Planning and Prediction: Modelling Self-Response to the Canadian Census of Population via Survival Analysis with Competing Risks
64th ISI World Statistics Congress - Ottawa, Canada
Format: CPS Abstract
Keywords: census, competing risks, competing_risks, predictive modelling, predictive_modeling, self-response, survival analysis, time-dependent model validation, time-dependent_model_validation
Session: CPS 22 - Survival statistics
Monday 17 July 4 p.m. - 5:25 p.m. (Canada/Eastern)
For the past two censuses of the Canadian population (2016 and 2021), Statistics Canada used a microsimulation model during the data collection period to dynamically forecast the end-of collection response rates and non-response follow-up costs. The goal of these weekly forecasts was to evaluate proposed collection strategies and ensure the judicious use of resources. One of the critical components of this microsimulation model is the self-response (SR) process, which simulates SR, defined as a dwelling submitting a census questionnaire or a request for the means to complete a questionnaire, without intervention from an agent of Statistics Canada. Specifically, the microsimulation model takes as input daily estimated probabilities of SR and collection mode of SR, at the dwelling level, for all remaining days of collection.
Previous work proposed a parametric discrete-time survival model for the estimation of SR probabilities by EQ (electronic questionnaires). In practice, however, there are multiple SR outcomes and collection modes, which create many potential SR events that produce misleading conclusions if modelled independently from one another. In this presentation, we broaden the application of survival analysis concepts to census data by utilizing a competing risks framework. Precisely, several continuous and discrete survival models will be considered, all under a competing risks framework, that incorporate fixed and time-dependent predictors of SR (such as age, marital status, and impact of reminder letters). Furthermore, we borrow a time-series validation process based on forward validation, in which the validation procedure preserves the temporal order of observations and therefore is free from look-ahead bias. This validation is critical, as the final model will be put in production in a nowcasting context during the 2026 Census.
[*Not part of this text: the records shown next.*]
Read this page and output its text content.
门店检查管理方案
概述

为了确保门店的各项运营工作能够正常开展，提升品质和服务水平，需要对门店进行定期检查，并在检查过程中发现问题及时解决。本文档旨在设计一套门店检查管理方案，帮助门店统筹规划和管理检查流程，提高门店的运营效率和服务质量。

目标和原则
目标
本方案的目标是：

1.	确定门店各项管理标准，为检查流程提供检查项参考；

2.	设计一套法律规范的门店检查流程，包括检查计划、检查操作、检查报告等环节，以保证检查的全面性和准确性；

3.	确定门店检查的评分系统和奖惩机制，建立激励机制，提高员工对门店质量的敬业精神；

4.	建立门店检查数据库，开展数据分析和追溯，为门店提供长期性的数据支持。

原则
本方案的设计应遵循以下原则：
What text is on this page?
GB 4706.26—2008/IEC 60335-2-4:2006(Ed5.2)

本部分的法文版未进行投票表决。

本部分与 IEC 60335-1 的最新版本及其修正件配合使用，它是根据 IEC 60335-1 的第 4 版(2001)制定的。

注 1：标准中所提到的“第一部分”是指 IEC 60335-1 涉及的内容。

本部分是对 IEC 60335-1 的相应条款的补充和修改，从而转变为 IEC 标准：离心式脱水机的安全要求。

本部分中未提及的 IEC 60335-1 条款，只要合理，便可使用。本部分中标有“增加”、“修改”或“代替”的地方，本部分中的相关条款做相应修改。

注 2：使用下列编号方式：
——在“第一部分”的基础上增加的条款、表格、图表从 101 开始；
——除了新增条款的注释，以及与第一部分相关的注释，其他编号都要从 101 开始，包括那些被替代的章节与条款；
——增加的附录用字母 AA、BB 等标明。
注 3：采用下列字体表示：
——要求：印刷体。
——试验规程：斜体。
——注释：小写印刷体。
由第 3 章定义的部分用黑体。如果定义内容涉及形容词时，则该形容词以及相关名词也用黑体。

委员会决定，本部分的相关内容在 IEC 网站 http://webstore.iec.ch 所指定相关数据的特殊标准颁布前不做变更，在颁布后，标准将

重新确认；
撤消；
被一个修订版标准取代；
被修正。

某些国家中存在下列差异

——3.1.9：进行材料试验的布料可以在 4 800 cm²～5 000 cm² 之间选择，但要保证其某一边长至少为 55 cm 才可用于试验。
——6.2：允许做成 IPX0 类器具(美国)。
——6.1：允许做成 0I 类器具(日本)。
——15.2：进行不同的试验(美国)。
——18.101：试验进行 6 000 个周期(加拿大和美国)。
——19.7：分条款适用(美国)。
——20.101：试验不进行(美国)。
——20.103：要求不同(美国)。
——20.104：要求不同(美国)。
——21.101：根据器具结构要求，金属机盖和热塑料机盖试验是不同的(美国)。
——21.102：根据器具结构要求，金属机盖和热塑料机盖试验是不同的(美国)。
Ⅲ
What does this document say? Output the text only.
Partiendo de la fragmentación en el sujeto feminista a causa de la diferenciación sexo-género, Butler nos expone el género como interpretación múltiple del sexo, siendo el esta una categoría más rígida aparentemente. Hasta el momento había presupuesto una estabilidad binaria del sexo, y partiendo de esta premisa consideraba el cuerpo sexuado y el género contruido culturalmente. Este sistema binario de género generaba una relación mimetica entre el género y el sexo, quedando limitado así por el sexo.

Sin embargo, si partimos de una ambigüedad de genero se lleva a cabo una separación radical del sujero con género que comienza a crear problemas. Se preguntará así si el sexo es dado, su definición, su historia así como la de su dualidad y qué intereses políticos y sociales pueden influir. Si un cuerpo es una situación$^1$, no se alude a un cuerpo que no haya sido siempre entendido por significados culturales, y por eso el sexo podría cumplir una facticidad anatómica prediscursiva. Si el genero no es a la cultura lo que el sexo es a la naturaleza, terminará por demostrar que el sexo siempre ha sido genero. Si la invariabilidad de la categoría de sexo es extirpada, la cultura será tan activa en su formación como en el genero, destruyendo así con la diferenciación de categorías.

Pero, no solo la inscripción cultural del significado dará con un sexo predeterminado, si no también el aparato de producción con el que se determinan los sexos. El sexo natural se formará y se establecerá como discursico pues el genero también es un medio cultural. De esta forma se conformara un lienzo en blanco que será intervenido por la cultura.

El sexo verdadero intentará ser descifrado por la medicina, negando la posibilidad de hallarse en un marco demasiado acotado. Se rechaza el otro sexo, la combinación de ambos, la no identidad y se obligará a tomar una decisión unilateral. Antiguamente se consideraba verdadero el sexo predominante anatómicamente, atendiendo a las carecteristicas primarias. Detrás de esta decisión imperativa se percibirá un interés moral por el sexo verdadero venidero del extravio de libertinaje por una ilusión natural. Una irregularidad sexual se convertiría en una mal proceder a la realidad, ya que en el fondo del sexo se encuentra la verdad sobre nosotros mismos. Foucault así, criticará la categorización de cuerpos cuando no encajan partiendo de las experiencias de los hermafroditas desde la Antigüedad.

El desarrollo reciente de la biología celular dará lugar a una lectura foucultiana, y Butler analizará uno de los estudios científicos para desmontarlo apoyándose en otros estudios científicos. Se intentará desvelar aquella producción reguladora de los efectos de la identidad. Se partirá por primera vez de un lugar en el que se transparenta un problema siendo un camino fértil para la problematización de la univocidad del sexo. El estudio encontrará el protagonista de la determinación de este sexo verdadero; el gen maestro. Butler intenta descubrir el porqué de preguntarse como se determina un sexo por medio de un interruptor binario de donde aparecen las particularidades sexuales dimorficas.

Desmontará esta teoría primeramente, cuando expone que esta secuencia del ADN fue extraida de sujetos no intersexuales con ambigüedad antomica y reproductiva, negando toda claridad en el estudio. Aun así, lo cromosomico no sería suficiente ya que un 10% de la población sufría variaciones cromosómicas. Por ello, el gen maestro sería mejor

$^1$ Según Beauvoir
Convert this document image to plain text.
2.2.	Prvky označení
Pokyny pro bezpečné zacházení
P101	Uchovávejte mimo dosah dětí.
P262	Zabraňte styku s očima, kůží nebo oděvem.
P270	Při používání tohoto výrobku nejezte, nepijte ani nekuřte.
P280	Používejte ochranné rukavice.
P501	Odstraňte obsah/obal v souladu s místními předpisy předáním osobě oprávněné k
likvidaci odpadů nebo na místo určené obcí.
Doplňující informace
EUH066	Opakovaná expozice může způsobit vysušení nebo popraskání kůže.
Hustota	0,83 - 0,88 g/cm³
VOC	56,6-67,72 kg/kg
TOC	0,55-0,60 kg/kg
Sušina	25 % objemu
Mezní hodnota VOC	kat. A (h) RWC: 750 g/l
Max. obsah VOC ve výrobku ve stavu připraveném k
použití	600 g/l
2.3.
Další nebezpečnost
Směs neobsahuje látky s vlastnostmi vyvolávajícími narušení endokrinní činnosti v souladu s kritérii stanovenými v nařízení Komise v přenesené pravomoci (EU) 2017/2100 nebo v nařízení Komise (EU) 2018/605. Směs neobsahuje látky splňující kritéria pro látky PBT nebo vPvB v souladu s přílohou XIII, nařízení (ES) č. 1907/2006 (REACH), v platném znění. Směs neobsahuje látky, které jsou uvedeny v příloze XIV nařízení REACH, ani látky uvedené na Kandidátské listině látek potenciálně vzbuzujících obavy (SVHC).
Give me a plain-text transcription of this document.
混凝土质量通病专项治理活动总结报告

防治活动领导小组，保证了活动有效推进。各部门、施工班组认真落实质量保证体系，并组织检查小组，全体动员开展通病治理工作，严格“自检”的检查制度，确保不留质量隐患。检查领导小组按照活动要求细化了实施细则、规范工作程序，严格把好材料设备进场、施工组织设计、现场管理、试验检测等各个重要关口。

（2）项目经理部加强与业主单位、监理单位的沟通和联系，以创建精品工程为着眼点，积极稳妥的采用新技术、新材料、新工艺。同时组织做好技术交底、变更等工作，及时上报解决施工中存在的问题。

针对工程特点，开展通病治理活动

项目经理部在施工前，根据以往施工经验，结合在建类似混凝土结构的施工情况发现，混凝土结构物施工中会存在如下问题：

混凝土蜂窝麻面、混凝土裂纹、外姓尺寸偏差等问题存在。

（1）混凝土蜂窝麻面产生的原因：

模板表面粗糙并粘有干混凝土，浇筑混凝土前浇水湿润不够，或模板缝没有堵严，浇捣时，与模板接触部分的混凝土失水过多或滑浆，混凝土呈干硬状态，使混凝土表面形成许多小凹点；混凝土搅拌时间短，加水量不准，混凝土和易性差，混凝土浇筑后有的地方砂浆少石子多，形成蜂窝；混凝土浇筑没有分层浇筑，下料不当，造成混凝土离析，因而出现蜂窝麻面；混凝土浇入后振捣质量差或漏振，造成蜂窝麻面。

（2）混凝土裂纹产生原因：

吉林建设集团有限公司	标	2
This presentation will start by a brief introduction of the Canadian Census and its microsimulation model. We will then present how survival analysis can be used to model SR events and justify the use of a competing risks framework. Subsequently, we will give an overview of the various models considered as well as how we determined the potential explanatory variables, with a particular focus on the impact of the various reminder letters, namely the wave methodology, as a time dependent covariate. Next, we will describe the model validation procedure and use the results and lessons learned to present the value and challenges of the use of survival analysis with competing risks to support production of high-quality official statistics.